So as much of a jerk as I am about my panicked existence and my issues and troubles and problems and as much as I want to defend and hold dear my right to that panic, it’s true that life has a way of knocking that shit into next week every now and then.
My grandmother is probably a month or so away from passing away. The nursing home called us directly today. It might be more than that and it may be a lot less. It may be a matter of days, so my father, her son, is getting ready to fly with my half-sister who can get cheap tickets up to Fargo and then to the farm to see her. We, it seems, will follow…when it happens. Bereavement days. We, I guess, are waiting for that and we’ll make the drive up there, my parents, my sisters, my little sister’s boyfriend and goodness knows, maybe the dog.
I think now about how arbitrary deadlines and signposts and benchmarks actually are. That my grandmother will never meet or know someone who fell in love with me or that I fell in love with is this stupid thought that is battering around in my head. It is a hugely bitter pill on top of the fact that I lose the gin rummy shark, the middle sister, the fierce liberal, the gossip queen, the dearheart, the supporter, the Norwegian cook with her lefse recipe we struggle to recreate, the clever woman who was able to survive and build a family out in rural country with so much determination and love. But I wasn’t waiting for that. I wasn’t worried about that and it hadn’t mattered to me, pushed me, until now that I see this is really happening, that there is no second chance. No way to say, hey, see, no, you have to wait for me. You have to wait for me to perfect my body and progress my spirit and let down my guard so that I can find someone worthy enough to bring to you for approval. You have to wait for my demands. It’s so laughable and stupid, it wasn’t a stipulation, but it is a consequence of my life and I have to accept that, too.

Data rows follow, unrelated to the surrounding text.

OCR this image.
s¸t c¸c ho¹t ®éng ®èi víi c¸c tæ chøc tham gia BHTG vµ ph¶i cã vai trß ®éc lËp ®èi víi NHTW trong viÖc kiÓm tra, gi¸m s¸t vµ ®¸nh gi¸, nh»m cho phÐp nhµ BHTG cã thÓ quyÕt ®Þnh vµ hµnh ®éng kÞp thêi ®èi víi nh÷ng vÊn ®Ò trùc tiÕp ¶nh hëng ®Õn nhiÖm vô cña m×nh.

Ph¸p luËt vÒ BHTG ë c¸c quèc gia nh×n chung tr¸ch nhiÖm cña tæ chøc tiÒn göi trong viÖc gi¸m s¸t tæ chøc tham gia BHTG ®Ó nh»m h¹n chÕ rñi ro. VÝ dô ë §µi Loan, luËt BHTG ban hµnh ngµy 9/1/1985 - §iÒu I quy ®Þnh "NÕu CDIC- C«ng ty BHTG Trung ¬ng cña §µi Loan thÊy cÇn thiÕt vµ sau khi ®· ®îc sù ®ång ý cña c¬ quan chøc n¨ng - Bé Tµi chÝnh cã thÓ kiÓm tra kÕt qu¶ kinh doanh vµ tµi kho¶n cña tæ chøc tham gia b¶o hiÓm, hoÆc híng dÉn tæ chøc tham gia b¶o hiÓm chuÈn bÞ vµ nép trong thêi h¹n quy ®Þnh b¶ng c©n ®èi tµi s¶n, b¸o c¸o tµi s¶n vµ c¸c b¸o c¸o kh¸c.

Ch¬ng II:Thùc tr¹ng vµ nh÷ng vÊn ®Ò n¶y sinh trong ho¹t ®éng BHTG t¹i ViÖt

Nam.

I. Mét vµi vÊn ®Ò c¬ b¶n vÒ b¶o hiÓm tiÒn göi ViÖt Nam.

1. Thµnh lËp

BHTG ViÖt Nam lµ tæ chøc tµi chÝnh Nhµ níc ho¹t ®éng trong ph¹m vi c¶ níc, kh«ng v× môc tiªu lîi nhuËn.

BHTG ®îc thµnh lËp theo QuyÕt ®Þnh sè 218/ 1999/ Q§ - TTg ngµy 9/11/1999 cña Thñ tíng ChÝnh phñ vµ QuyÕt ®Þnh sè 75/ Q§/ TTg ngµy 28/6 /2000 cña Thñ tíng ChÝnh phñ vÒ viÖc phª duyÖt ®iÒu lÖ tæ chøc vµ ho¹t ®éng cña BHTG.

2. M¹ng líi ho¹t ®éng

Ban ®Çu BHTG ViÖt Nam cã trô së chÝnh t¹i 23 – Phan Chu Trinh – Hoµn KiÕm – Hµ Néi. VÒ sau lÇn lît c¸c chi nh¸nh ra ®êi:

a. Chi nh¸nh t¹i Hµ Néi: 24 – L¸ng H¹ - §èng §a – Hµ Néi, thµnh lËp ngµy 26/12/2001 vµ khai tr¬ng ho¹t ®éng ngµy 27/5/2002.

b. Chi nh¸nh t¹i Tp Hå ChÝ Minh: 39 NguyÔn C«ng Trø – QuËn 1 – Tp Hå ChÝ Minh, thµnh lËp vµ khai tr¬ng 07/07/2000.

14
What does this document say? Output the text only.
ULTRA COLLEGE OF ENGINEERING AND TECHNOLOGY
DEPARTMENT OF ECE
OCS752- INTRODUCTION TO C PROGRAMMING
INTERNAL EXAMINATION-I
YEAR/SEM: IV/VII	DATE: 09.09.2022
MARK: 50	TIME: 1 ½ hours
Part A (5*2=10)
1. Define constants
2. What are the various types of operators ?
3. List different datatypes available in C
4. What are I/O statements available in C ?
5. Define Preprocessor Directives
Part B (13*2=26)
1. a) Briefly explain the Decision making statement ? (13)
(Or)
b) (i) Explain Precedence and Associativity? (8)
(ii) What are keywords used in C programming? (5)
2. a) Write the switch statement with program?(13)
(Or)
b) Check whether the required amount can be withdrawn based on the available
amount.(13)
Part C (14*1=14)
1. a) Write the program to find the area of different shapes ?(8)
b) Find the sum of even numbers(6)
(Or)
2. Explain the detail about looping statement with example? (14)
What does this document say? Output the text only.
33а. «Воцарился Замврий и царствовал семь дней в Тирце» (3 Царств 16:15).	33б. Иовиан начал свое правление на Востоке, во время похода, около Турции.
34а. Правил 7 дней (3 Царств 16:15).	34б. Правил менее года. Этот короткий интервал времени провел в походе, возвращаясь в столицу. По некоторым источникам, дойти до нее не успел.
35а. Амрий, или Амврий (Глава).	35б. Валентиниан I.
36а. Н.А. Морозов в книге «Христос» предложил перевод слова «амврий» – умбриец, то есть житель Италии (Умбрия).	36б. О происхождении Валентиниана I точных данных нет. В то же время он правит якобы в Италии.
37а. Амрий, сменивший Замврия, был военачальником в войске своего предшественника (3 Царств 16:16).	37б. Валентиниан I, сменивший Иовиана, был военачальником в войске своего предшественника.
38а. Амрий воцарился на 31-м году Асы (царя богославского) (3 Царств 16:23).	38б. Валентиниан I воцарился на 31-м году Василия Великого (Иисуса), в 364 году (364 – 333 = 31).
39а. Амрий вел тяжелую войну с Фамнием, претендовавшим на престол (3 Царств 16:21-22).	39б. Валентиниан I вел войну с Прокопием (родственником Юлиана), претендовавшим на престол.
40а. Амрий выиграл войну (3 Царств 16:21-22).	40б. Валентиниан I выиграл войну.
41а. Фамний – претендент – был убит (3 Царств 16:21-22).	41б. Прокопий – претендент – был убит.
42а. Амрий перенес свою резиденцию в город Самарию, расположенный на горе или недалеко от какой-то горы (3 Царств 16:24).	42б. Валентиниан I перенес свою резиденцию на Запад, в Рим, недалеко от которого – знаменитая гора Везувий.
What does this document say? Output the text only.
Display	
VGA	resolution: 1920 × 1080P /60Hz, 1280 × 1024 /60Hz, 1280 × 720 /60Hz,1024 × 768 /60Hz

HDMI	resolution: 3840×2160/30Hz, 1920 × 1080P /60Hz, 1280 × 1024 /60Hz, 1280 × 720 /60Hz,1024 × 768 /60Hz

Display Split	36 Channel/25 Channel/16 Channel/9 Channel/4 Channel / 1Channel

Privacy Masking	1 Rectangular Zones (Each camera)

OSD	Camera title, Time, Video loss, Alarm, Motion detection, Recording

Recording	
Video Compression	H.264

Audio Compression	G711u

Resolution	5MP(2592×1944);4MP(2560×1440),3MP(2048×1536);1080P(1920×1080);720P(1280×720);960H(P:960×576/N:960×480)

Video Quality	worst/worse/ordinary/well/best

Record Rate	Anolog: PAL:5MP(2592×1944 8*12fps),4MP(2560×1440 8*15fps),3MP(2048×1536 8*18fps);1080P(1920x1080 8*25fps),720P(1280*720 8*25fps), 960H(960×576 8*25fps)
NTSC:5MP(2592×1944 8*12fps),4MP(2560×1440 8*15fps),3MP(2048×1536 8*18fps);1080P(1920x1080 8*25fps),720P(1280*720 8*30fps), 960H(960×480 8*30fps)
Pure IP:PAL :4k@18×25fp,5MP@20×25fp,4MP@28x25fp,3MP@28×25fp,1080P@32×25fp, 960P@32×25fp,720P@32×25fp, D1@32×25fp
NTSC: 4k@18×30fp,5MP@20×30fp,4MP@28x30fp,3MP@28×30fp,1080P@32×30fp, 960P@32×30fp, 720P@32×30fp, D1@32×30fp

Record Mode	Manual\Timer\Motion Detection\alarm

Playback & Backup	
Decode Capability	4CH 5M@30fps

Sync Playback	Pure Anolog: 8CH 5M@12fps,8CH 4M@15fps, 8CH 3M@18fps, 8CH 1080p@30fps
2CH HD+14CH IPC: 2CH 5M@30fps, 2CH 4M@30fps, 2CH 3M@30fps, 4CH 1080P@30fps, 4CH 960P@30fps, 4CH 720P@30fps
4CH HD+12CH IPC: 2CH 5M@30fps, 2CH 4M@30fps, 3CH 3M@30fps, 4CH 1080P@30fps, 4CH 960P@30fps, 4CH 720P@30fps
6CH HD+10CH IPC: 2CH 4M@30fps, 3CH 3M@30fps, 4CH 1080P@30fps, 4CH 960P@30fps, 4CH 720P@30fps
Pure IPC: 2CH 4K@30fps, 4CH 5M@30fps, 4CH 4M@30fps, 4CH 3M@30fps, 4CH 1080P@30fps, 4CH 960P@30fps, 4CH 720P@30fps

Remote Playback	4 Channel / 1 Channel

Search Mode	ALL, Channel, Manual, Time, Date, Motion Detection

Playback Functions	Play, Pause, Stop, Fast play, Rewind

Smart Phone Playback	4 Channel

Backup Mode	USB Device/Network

Because I want these notes, here’s what I’m thinking:
That she is battering around in her own mind, as Linda Pastan’s poem The Deathwatch Beetle mentions. That she is listless and weary, unable to walk mor than a few steps, not eating, that sooner or later Death will come and be welcome, that my memories of her are solid and true, if limited in number. That my father is both present in the fact we are losing her and also, somehow, a hundred thousand miles away. That my grandfather is stoic and a realist and none of us knows what that means for him, when his wife of 75 years leaves. That maybe it will not happen for a good while yet and I’m half-eulogizing someone I haven’t seen in over a year. That quiet time in the house when my grandparents slept that my parents and I just did puzzles on the silent front porch. The time before when my mother’s mother visited with us and we kids ran around and played with a bubble gun and rolled in the grass before worrying about ticks. That I am thinking about work deadlines and practicalities about leaving now or in advance of the festival. That my little sister broke down crying. That I felt the hot tears. That I still don’t get it.